The second important thing is LinkedIn, give your opinion, talk about the issues, and write articles. Once people start noticing your work then you can connect to some of the best minds in the country. Mostly every professional is there on LinkedIn.
The third is to participate in the conferences and other events and talk to the people there.
- What is your opinion on Information Technology (Intermediary Guidelines and Digital Media Ethics Code) Rules, 2021?
The intent with which these IT Rules, 2021 are introduced is great. While dealing with issues like fake news; misinformation; cybercrime against children and women on digital platforms; the rules are setting up stringent norms for intermediaries like setting up a dispute resolution mechanism for content removal, introducing compliance reports, etc.
However, the way it is drafted is ambiguous. Further, several concerns have been raised by the stakeholders which include – traceability and privacy issue, onerous compliance requirements, restrains on free speech, etc.
Intermediary liability has been a topic of discussion for some time now. IT Rules, 2021 have set the ball rolling and discussions are now happening at a larger scale. It will be interesting to see how its implementation unveils.

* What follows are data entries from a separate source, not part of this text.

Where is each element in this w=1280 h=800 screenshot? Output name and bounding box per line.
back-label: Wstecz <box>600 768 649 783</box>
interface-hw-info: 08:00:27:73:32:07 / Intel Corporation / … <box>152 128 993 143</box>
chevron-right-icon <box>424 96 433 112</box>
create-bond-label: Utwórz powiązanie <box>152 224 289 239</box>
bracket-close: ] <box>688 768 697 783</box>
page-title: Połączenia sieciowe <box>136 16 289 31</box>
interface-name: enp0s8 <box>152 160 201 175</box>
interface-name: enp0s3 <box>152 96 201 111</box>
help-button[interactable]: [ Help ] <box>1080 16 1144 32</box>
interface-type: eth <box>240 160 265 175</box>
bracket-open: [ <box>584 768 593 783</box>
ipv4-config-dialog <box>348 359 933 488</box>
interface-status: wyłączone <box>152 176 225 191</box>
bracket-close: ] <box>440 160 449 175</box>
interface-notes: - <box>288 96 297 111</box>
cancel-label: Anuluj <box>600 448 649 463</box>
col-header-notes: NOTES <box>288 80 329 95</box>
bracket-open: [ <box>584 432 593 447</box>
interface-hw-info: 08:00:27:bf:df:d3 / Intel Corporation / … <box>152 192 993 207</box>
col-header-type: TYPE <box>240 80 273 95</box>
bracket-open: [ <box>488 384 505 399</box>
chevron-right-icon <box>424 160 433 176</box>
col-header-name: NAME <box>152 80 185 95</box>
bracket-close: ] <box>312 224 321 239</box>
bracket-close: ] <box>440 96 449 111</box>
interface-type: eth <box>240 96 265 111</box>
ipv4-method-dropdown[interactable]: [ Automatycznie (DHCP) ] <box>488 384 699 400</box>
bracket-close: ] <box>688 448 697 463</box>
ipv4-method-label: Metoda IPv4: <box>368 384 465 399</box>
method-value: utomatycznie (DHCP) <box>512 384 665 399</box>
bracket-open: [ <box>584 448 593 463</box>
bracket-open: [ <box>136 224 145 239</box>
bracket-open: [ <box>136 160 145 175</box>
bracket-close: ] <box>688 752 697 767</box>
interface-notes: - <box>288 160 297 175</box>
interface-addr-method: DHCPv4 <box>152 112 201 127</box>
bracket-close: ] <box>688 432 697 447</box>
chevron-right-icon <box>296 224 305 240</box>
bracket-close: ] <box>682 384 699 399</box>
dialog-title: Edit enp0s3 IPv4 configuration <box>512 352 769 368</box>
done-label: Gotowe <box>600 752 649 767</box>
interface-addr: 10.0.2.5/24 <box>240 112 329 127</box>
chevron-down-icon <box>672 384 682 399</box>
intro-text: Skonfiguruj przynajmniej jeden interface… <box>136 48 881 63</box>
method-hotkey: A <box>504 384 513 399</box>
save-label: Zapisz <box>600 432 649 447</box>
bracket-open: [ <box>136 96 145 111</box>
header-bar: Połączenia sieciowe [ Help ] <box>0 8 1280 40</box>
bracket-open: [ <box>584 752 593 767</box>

- What is your take on the compulsory licensing of the Covid-19 vaccines?
I think that compulsory licensing is the solution right now, looking at the debate around vaccine pricing and its availability. We have a less number of vaccines and a large population to inoculate. We are amid a pandemic and it is not the time to think about the investment that has gone into because there is a larger public interest involved.
But at the same time, there is another important issue that needs to be tackled which is counterfeiting, it has increased immensely during the pandemic. Hence, it has to be ensured that any step taken should not give a free hand to these counterfeiters to produce fake vaccines.